Sur la scène mondiale, l’Ukraine ne fait pas rêver comme pays viticole. Elle exporte pour 11 millions de dollars de vin par an, surtout vers la Roumanie. Elle en importe pour 200 millions de dollars. Le déséquilibre saute aux yeux. À Kiev, Serguiï Klimov parie tout sur le local dans son bar à vin. « L’Ukraine est l’un des berceaux de la vinification », assure-t-il. « Nos terroirs et nos climats sont incroyablement diversifiés. » Des rouges charpentés au sud, des blancs frais et minéraux à l’ouest. Après des décennies de vin industriel soviétique, d’une « qualité proche de zéro », il observe « un boom des vignobles ukrainiens ».
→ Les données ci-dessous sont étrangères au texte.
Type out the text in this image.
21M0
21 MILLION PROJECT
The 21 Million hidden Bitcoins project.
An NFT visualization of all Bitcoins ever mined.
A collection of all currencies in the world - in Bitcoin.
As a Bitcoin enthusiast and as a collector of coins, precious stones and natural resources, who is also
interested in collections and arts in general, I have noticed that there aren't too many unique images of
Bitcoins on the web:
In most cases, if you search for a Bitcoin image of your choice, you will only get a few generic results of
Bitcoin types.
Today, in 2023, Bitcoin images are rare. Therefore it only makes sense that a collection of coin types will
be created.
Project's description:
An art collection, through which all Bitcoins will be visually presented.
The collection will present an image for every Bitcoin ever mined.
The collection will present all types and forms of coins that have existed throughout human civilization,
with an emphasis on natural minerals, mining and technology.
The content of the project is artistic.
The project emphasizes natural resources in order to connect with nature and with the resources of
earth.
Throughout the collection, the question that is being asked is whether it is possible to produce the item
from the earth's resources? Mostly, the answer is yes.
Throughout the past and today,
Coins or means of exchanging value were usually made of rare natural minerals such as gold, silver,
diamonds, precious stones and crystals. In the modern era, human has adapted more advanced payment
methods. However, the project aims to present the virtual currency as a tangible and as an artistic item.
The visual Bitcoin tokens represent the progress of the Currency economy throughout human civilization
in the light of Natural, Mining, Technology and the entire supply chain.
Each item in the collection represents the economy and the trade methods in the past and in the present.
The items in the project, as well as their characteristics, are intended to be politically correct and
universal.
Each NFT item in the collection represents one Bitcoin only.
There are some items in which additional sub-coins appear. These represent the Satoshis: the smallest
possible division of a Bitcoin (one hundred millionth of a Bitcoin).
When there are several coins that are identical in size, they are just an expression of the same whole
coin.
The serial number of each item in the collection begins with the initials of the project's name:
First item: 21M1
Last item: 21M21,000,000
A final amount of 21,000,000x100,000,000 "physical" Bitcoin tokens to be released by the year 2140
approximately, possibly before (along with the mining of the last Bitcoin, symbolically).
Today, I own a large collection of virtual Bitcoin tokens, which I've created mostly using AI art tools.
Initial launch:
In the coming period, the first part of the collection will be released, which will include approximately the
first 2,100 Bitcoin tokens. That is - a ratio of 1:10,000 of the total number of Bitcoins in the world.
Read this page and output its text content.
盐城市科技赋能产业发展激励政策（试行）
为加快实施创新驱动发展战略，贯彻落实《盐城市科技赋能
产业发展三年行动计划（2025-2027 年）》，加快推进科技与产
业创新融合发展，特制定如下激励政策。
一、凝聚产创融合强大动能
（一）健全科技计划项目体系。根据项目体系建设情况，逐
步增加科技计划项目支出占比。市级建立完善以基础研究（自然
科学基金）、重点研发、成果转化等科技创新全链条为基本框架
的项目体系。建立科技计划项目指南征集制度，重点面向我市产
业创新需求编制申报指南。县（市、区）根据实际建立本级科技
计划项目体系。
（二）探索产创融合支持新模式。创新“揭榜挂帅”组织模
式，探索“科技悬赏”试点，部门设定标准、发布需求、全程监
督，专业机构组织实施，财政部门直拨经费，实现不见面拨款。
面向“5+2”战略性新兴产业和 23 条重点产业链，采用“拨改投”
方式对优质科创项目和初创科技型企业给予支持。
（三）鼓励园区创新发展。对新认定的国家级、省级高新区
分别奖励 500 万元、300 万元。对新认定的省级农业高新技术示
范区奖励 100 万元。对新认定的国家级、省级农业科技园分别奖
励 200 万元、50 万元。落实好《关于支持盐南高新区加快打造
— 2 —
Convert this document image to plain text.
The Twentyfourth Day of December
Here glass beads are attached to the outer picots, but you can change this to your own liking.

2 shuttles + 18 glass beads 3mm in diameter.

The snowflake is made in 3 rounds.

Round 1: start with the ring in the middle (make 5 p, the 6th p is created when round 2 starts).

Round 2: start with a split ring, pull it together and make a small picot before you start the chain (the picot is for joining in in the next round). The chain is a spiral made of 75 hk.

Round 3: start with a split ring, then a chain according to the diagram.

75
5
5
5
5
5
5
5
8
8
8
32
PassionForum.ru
Château Chizay ne se cache pas. Le domaine confronte ses bouteilles aux concours, pour que partout « les gens puissent voir que le vin ukrainien est de la même qualité, voire meilleur, que certains vins étrangers », dit son vigneron-en-chef, Zoltan Udvarguely. Dans les vignes, des touristes ukrainiens suivent une visite guidée, goûtent, se font leur idée. « On voit de plus en plus de gens choisir des produits ukrainiens, par patriotisme, curiosité ou désir de qualité », estime M. Choloudko. Le 24 février 2022, jour du lancement de l’invasion à grande échelle, la production du tout premier pétillant devait démarrer. Sur plusieurs dizaines d’employés, dix seulement sont venus. « Mais on s’est levé et avec ces dix personnes, on a commencé à faire le pétillant », se souvient-il.